Without sales tax, five-year capital plan for Manatee County School District looks bleak
Without the extension of the half-cent sales tax, the five-year capital work plan for the Manatee County School board looks bleak, and even with the extension, the plan isn’t perfect.
As part of the 2016-17 budget process, the Manatee County School Board held a workshop on Tuesday and heard a few different scenarios from chief financial officer Rebecca Roberts about what the district’s capital budget will look like with and without an extension of the half-cent sales tax.
“What you want to do and what you have the money to do isn’t the same,” board member Bob Gause said. “Staff is trying to give us good advice and good direction and we have very limited funds.”
Before the board adopts the final 2016-17 budget on Sept. 6, members have been holding workshops to hear more detailed plans, including the planned next five years of capital spending.
The first of the three scenarios for the next five years Roberts presented included revenue of $426,962,827 and expenditures of $319,144,897. That only includes the capital work that absolutely needs to be done, Roberts told the board, and would include repairing heating, ventilation and air conditioning systems instead of replacing them when they need to be replaced. The first scenario does not include the half-cent sales tax being extended.
The second scenario presented, which also doesn’t include the half-cent sales tax, includes all the work that Roberts said needs to get done in the next five years. The revenue in the second scenario totaled $426,962,827 and included expenditures of $589,486,390, creating a deficit of $162,523,563.
“We don’t have the funding currently to do those things. We’d love to do those things if we receive the appropriate funding,” Roberts said.
The final scenario Roberts presented included the half-cent sales tax being approved by voters and continuing for another 15 years. For the five-year period, with the extension of the half-cent sales tax, the revenue jumps to $548,782,908, and the expenditures remain the same as the second scenario at $589,486,390.
Even extending the half-cent sales tax leaves a $40,703,482 deficit in the five-year plan, which means the board may have to decide on some type of debt to finance the projects the district wants to pursue in the future.
“We will still be slightly short. If we extend this out the 10 years, we would catch up to ourselves,” Roberts said.
Although Roberts said the board may have issue some type of debt, board Vice Chairman Charlie Kennedy said that he hoped the district would be able to return to a “pay-as-you-go” method, although Kennedy said he understood the district would probably need to issue bonds to build a new high school and at least a new elementary school.

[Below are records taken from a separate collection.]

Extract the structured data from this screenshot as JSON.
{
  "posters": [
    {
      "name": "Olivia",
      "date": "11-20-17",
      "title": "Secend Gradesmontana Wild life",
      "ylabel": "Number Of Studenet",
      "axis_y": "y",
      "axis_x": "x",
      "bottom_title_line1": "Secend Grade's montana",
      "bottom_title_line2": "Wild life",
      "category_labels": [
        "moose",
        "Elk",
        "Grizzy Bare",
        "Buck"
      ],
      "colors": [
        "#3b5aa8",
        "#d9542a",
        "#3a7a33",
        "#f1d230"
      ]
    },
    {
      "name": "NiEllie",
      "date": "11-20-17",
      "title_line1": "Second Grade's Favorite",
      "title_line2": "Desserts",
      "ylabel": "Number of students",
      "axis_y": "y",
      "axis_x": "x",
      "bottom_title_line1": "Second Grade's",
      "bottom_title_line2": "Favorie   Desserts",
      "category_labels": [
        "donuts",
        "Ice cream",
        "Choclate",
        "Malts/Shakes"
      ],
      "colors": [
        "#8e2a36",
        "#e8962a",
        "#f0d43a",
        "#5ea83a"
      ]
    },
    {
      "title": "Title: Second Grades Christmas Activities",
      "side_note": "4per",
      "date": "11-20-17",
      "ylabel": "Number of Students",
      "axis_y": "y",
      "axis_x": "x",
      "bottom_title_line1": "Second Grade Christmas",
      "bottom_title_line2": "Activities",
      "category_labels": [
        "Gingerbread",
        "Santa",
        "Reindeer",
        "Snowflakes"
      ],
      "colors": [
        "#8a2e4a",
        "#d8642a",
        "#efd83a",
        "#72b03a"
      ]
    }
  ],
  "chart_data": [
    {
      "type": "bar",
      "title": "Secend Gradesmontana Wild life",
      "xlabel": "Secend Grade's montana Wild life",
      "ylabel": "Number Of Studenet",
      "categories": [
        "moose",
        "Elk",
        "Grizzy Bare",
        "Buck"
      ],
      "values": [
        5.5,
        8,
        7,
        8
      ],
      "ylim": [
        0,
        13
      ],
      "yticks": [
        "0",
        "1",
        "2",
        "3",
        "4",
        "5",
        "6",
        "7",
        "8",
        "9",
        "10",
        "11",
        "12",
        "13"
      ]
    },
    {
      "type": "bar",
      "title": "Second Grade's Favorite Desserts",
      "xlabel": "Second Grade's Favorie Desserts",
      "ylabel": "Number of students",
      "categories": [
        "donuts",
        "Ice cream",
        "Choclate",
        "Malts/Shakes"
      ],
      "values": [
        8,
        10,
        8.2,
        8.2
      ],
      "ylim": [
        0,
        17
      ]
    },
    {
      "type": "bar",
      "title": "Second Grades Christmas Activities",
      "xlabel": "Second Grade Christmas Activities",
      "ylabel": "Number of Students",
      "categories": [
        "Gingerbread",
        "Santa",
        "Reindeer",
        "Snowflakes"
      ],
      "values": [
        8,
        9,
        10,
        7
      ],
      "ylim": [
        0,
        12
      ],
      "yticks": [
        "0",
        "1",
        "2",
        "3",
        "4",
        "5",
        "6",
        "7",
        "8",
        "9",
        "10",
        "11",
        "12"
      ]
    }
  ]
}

The new schools are part of a long-term plan to help the district deal with increased growth.
Superintendent Diana Greene couldn’t directly say whether the district would be able to return to that method, because it’s difficult to predict how the county will continue to grow. Greene said district staff members monitor new growth constantly. Greene’s initial plan included bonding about $100 million.
“The goal is to try to from that point on to do ‘pay as you go,’” Greene said. “If communities start popping up, the students have to go somewhere. If our growth is staying where it is today, we believe just that amount of bonding and saving up to pay as you go should get us through. But if it does not, we’ll have to come back.”
At the last meeting, Kennedy had asked the board revisit the schedule for collecting impact fees, initially saying he wanted to change the schedule and begin collecting 100 percent of impact fees immediately, but on Tuesday, the board took no action on the item.
That means the collection schedule will stand, with the district receiving 50 percent of the maximum allowable amount of impact fees the first year, 75 percent in the second year and reaching the 100 percent collection rate in the third year of reimplementation.